オペラシティアートギャラリー「石川真生―私に何ができるか―」展へ行ってきたとのこと
「えらく時間が必要な展示だな」というのが、「石川真生―私に何ができるか―」展へ行った直後の率直な感想となる。
規模としてはそこまで大きくない展覧会である。にもかかわらず、一通り見るのに、えらく時間がかかる。1時間半から2時間といったところか。なぜか。写真を見るだけでは、それがいったいどんな背景のもとで撮られた作品なのかを理解するのが困難だからだ。
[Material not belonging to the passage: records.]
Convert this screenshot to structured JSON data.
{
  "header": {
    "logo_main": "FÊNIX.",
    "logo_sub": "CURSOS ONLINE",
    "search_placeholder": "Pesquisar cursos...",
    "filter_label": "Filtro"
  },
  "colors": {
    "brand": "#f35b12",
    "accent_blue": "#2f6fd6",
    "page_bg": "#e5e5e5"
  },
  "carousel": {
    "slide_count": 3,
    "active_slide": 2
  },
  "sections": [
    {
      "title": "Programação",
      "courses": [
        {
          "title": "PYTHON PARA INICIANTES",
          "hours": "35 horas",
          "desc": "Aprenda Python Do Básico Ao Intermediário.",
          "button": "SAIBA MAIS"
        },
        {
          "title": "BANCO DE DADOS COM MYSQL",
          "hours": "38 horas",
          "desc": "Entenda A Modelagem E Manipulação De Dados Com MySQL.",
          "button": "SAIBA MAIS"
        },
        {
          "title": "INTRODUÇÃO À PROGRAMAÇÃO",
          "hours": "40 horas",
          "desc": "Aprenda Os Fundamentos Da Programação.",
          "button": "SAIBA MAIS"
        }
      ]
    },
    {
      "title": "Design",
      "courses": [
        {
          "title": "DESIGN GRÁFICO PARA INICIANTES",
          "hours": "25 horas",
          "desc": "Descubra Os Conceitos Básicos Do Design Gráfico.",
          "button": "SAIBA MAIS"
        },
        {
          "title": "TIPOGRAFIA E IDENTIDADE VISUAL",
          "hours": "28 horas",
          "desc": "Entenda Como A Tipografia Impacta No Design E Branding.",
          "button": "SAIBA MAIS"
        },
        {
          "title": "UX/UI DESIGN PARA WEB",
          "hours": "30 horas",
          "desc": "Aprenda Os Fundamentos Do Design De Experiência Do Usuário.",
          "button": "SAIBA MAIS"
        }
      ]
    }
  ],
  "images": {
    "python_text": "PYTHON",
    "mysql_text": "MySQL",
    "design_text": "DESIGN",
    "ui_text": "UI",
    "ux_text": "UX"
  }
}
それもあってか、オペラシティアートギャラリーが用意した作品紹介リーフレットの分厚さが、すごい。20ページ。一作品ごとに、いったいどういう写真なのかというサブテキストが用意されている。ひとつ例として引用すると、こんな具合だ。
な、長い……。
結果としてどうなるか。リーフレットを読むこと1分弱。作品を観ること十数秒。リーフレットを読むこと1分弱。作品を観ること十数秒。こんなテンポで俺は、そして、俺以外の多くの人たちも、展覧会を回っている。
「えらく時間が必要な展示だな」となる。
言わずもがな、時間を要する=悪いではない。
しかし、この、キャプションばかりを読み進めていく展示/作品構造は、なんというか、写真というメディアを用いた芸術作品として、主従が逆転しているように思えて仕方ない。
寸鉄人を刺すような、ハッとさせられる魅力が写真にあるのではなく、サブテキストの文章にこそ、この展示の魅力というか本質があるように思える。
また、引用したサブテキストからもわかるとおり、作者の態度は左寄りといえる。学生時代には活動に参加したこともあるそうだ。当時を振り返った石川氏の発言がIMA Onlineにあった。
そうして制作され続けているのが、琉球王国時代から現代まで続く沖縄庶民の歴史の一場面を演じてもらい、巨大絵巻に仕立てたメイン作品「大琉球写真絵巻」だ。
当初は衣装や小道具を用意し、歴史の一場面を協力者に演じてもらうという手法をとっていたが、現代に近づくにつれ実際の出来事のドキュメントに近づいていった。写される対象は基地に反対する沖縄の人々の姿だ。
作家は「そういうこと(米軍基地や自衛隊の配備などで、沖縄の人々の意思が尊重されない事態が続く)が現実に起きているから、もう創作しているひまがない」と言う。
しかし、一方で現代において「米軍基地に沖縄の若年層は肯定的」にもかかわらず、そうした人々の姿は石川真生の写真には収められていない。
プロパガンダ……とは言わないまでも、「石川真生が関わりを持つ人々の営みを記録した」などといった建て付けで、政治思想が脱臭されることはないし、一方の見識に極端に肩入れし、反対側の考えを透明化する姿勢は、作者が批判する「基地推進派」「無関心」な人々のそれと構造的に同一なのではないか……と俺は思う。
うーん……。そもそも、日本に復帰して、果たして沖縄に良い結果をもたらすか……本土資本に汚染されていくのが目に見えていたにもかかわらず、復帰の方法よりも復帰そのものが関心の的になっていたことに対する総括がなければ、議論は始動しないのではないか。
植民地主義がもたらした被差別側の抱える諸問題を見過ごされるべきでない、と(少なくとも頭では)認識している身であっても、作者のあまりに極端な思想には、どうも辟易してしまう。
さりとて、こんな俺の感想も基地問題を対岸の火事として見守る、無責任な「日本人」的なのかもしれない。そんな具合に内省させられる。そんなところで。